NYK Line has chosen WinGD’s hybrid energy systems for four newbuild pure car and truck carriers (PCTC). The carriers will run on liquefied natural gas (LNG), with WinGD’s 7X62DF-2.1 two-stroke engines coupled with shaft generators, DC-links and battery systems.
Combined with other ship design enhancements, the LNG-battery configuration is expected to cut overall CO2 equivalent emissions by around 40 per cent compared to conventionally powered vessels operating on heavy fuel oil, taking them beyond IMO’s 2030 target for cutting greenhouse gas (GHG) emissions.
WinGD has optimised spinning reserves, peak shaving, and energy flow to run the main engine constantly at its sweet spot while avoiding inefficient generator loads. WinGD will be responsible for the system integration and system-level energy management, through WinGD’s new Hybrid Control System.

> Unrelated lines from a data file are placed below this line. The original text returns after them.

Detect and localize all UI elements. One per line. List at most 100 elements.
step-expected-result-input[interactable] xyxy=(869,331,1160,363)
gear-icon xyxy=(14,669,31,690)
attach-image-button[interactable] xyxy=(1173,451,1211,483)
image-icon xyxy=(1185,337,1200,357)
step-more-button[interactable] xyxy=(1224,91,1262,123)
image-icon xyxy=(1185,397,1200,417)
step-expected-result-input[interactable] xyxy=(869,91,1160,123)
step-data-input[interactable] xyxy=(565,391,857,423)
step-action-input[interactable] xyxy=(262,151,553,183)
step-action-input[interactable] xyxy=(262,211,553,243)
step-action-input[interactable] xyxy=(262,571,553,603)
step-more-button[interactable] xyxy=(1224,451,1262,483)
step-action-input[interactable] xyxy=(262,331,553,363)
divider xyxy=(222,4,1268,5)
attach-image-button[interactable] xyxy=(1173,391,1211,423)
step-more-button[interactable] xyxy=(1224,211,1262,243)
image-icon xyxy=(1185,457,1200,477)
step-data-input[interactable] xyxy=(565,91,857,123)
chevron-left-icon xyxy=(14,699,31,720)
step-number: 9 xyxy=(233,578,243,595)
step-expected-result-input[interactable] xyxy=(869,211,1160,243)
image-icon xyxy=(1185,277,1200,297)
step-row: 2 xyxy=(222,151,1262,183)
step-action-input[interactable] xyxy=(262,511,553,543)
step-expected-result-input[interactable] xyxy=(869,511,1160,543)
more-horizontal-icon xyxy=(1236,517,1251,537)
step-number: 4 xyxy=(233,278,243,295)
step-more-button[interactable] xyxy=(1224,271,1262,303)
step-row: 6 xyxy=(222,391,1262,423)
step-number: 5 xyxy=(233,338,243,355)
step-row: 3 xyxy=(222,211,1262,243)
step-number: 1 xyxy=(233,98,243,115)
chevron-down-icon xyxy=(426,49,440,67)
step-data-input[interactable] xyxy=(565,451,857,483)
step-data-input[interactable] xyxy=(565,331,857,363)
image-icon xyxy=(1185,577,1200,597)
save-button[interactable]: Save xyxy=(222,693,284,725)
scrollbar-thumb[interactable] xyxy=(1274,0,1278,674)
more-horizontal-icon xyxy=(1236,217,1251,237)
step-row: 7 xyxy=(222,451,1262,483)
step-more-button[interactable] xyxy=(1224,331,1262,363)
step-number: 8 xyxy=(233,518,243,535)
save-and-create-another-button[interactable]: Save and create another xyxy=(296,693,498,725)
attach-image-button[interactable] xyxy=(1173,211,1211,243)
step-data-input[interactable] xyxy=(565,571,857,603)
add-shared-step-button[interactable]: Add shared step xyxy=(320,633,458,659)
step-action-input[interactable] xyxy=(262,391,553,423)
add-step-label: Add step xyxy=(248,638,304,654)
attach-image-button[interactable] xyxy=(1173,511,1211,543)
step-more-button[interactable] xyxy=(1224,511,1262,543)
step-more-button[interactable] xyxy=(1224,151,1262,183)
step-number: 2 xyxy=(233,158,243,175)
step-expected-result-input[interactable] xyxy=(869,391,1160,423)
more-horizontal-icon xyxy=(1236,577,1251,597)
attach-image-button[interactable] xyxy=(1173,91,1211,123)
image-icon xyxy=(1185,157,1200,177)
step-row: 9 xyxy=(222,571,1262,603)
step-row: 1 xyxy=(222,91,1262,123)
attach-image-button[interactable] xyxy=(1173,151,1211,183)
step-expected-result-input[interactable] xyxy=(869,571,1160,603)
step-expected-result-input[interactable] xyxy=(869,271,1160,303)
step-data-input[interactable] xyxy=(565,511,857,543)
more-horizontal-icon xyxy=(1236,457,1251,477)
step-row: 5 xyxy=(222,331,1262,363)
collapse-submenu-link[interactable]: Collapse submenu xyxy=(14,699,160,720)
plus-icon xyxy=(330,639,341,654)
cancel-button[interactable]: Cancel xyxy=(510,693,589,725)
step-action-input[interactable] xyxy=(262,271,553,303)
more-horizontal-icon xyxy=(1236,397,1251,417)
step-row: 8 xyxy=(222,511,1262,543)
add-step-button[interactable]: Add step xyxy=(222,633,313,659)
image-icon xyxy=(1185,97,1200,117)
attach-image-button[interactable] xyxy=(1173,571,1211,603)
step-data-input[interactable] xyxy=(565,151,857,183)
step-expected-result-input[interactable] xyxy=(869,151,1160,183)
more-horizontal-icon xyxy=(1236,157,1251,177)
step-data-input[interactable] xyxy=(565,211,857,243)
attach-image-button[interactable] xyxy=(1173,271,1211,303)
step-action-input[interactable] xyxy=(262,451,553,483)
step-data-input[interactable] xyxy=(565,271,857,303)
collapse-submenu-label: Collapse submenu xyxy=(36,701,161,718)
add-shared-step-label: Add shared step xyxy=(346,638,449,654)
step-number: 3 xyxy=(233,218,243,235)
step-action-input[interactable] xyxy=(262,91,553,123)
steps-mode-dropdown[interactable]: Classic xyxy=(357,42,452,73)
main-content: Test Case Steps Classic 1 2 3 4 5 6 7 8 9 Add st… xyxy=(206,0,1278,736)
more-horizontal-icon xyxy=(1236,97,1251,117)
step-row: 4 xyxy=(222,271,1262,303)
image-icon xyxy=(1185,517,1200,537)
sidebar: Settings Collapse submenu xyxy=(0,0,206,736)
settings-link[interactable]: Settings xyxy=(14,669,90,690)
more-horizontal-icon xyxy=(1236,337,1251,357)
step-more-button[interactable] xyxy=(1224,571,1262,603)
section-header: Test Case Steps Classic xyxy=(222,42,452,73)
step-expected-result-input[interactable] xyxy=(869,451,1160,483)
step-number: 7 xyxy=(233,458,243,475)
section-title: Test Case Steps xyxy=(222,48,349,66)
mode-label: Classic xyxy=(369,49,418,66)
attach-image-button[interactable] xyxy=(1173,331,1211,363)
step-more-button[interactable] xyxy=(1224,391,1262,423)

“Battery hybrid technology improves fuel efficiency and emissions by mitigating main engine and electrical generator load fluctuations,” said Mr. Keita. Fukunaga, deputy manager/ ship design team/ technical group at NYK LINE. “This project is an important step in our plan to replace current vessels to newly built LNG-fuelled PCTCs, reducing the fleet’s carbon intensity by 50 per cent by 2050. We are delighted to contract with WinGD to integrate this innovative power and propulsion arrangement.”
WinGD program portfolio manager digital & hybrid Stefan Goranov added: “An appropriately controlled hybrid energy system is emerging as one of the most cost-effective solutions for deep-sea vessels to meet future environmental targets, combining the high efficiency of low-speed two-stroke engines with optimally sized electric drives, machines, and energy storage units. This important landmark showcases WinGD’s core engine development expertise and the extensive investments we have been making to understanding how to optimise the operational characteristics of integrated hybrid systems.”
The vessels will be built by China Merchants JinLing Shipyard (Nanjing) for delivery in 2023. They are expected to be assigned to transport vehicles mainly between Europe and the Middle East.